Gillies, Elizabeth R.

Abstract

Carbohydrates are important to cellular communication, recognition, and pathogenesis, making them a useful synthetic target for application in therapeutics and diagnosis. Synthetic carbohydrate presenting scaffolds can replicate or interrupt the binding interactions that occur in nature. Due to the weak nature of the monosaccharide-protein bond, most carbohydrate presenting scaffolds display saccharides in a multivalent manner to improve binding. Recently there has been an effort to combine carbohydrate containing scaffolds with polymersomes (vesicles composed of polymers), due to the structural resemblance of polymersome membranes to biological membranes.

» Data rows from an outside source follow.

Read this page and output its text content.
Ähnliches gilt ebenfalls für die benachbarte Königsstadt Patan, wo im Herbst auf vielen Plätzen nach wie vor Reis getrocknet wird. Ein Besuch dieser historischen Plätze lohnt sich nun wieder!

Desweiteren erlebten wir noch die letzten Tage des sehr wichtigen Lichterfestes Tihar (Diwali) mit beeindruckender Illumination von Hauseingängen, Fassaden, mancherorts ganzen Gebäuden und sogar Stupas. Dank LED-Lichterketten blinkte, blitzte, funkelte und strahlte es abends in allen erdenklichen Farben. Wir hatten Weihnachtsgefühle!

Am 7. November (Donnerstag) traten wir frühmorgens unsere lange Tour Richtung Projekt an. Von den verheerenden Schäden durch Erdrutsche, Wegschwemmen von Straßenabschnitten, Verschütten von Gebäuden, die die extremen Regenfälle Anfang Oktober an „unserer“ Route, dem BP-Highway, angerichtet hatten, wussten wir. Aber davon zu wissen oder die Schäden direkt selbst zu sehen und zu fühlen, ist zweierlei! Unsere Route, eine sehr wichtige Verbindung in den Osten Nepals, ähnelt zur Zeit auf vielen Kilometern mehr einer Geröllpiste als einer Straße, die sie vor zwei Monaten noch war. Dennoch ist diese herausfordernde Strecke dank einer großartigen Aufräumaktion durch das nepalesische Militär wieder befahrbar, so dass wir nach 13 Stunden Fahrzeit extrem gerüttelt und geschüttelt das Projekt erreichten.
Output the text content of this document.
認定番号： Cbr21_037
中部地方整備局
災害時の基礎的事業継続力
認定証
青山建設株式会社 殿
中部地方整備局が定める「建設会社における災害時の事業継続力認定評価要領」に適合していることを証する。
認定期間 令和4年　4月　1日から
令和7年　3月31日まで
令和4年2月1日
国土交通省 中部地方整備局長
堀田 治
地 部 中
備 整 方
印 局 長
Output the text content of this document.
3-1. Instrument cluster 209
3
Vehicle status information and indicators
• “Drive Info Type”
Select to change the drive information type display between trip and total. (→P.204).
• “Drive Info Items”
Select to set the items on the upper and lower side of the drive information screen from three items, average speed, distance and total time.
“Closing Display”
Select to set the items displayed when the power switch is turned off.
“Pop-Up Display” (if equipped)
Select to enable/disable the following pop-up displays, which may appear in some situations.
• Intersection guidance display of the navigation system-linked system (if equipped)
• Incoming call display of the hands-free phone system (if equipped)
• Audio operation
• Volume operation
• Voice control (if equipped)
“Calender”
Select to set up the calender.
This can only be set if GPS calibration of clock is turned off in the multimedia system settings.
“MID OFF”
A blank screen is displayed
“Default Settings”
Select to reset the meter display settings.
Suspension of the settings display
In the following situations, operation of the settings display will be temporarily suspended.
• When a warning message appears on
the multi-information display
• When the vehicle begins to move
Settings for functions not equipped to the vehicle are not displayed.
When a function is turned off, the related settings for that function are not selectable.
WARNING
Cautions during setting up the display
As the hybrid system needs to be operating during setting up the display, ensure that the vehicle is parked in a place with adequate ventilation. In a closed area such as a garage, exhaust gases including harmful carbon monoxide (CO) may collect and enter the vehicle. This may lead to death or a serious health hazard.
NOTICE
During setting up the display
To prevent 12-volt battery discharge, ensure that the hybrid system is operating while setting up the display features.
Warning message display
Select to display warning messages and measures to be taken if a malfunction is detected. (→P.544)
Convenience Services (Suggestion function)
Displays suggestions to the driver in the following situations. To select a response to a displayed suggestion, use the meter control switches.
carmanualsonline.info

This thesis describes the progress towards functionalizing polymersomes with linear glycopolymers as a potential method to achieve improved multivalent binding. A novel beta-D-Galactose containing polymer was synthesized using reversible addition-fragmentation chain transfer polymerization. This polymer, as well as a previously reported glycopolymer based on a polyacrylamide backbone were labeled with rhodamine in order to quantify their subsequent conjugation to the polymersome surface. Two different vesicle platforms were investigated, polybutadiene-b-poly(ethylene glycol) and poly(ethylene glycol)-b-poly(ethyl glyoxylate)-b-poly(ethylene glycol). The experiments suggested that it is possible to conjugate the glycopolymers to the polymersome surfaces to obtain different glycopolymer densities and quantify the reaction yields using fluorescence spectroscopy. Future work will involve binding studies of the glycopolymer-coated vesicles to carbohydrate binding proteins (lectins).